Католическая церковь и русское православие. Два века противостояния и диалога. | страница 37
«Учение мира, любви и просветления духовного, — писал Хомяков, — принесенное с Востока проповедниками-страдальцами, исказилось в торжестве своем над римскими началами. В победе над религией государственной и внешней оно приняло характер религии побежденной, характер внешний и государственный. Оно требовало не любви, а покорности, не веры, а обряда. Единство истинное, единство духа, высказывающееся в единстве видимых форм, заменилось единством вещественной нормы и понятие об этой норме перешло мало-помалу в понятие о власти, ставящей норму, в понятие о касте, заведывающей духовным делом, о духовенстве, признанном за церковь по преимуществу, и, наконец, об одном епископе, епископе древнего Рима, выражающем и полное единство учения, и полное единство духовной власти, и ее безусловную непогрешительность».
Будучи «свидетелем» реальности церкви благодаря «опыту жизни в ней», Хомяков в первую очередь удивляется ее единству, поддерживаемому верой, тайной спасения, таинствами и самой литургией. О ней в работе Церковь одна он пишет: «Церковь принимает всякий обряд, выражающий духовное стремление к Богу, так же, как принимает молитву и икону, но выше всех обрядов признает она святую литургию, в которой выражается вся полнота учения и духа церковного... Только тот понимает церковь, кто понимает литургию. Выше же всего — единение святости и любви».
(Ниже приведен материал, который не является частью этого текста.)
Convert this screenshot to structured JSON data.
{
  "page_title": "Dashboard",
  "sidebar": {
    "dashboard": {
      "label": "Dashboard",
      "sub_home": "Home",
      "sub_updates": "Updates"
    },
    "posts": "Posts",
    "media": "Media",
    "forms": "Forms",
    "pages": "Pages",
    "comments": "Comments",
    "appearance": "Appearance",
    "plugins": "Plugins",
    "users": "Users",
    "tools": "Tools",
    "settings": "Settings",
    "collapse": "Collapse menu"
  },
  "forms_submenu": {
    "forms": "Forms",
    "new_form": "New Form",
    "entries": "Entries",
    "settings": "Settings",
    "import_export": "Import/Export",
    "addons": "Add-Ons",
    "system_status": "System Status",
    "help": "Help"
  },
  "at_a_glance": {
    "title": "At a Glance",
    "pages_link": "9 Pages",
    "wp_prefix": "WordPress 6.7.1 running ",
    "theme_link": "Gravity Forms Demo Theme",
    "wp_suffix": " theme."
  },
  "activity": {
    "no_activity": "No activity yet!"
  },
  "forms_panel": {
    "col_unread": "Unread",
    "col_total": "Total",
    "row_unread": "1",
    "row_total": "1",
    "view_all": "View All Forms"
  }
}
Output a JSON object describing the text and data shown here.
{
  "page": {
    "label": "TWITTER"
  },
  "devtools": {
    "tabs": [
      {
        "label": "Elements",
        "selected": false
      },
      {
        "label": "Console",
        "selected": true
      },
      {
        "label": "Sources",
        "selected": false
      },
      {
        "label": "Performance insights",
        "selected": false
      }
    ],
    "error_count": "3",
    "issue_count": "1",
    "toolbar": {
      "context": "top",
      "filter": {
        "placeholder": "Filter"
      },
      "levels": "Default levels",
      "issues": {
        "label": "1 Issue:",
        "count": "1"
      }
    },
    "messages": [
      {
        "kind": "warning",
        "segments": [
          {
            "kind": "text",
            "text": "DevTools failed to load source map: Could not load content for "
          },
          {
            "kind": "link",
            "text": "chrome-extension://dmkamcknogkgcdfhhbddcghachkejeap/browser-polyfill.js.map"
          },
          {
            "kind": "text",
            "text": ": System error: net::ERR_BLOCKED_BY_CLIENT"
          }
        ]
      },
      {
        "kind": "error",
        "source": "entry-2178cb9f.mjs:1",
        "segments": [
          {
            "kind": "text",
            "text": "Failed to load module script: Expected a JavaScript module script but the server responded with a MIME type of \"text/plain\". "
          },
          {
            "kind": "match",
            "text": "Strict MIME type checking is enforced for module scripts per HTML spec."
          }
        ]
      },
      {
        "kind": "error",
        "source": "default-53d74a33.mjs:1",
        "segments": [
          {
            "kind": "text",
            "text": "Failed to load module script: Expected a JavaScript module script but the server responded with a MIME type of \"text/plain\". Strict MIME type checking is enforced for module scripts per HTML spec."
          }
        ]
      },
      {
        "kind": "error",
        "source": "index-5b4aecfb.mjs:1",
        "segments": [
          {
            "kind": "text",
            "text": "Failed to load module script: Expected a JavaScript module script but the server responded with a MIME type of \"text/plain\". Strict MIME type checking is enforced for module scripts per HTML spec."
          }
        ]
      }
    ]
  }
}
В столь характерном для него антиримском духе Хомяков отвергает идею, что может существовать какая бы то ни было власть, не опирающаяся на единодушное согласие иерархов и народа, и поэтому можно сказать, что на него оказали заметное влияние протестантские концепции (в частности, через женевского мыслителя-кальвиниста Вине). Мёлер, напротив, полагал, что высшей властью для верующих должны были обладать Христос и Церковь, и в этом его имплицитно поддержал А. И. Кошелев. Он поставил перед Хомяковым вопрос, какую роль тот отводит Православной церкви, и, признавая его концепцию неадекватной, сужает понятие «единодушного согласия» иерархов и верных, сводя его — в силу того, что наличие такого согласия нельзя с точностью удостоверить, — в конечном счете просто к личной совести. Однако наиболее выразительная часть трудов Кошелева — это та, где он пишет в истинно экуменическом духе, который у Хомякова, захваченного полемикой с Римом, присутствует только на словах:
«Я должен сказать, что, всем сердцем желая воссоединения церквей, я полагаю, что церковное разделение было тем не менее необходимо для жизни церкви, как всякое разделение для жизни вообще... Отделение римо-католичества было все же необходимым явлением для его жизни, оно дало ему силу, необходимую для решения проблем, с которыми оно столкнулось, то есть для того, чтобы проникнуть и просветить практические, видимые стороны жизни. Я полагаю, что католичеству было суждено христианизовать не столько частную жизнь, сколько общественную. Однако, делая это, оно не смогло не потерять то единство и ту духовность, которые присущи Православной церкви. Та сохранила единство и духовность учения, однако никогда не правила, оставаясь всегда подчиненной и потому в определенной мере чужой миру сему. Примирение сего мира и мира грядущего, без сомнения, и есть та христианская проблема, которую Восток и Запад должны решать вместе. Следовательно, наша церковь может и должна позаимствовать у Западной церкви ее знания об этом мире, короче, ее активность, а Западная церковь должна признать догматическую чистоту Восточной, и обе они должны стать единой церковью».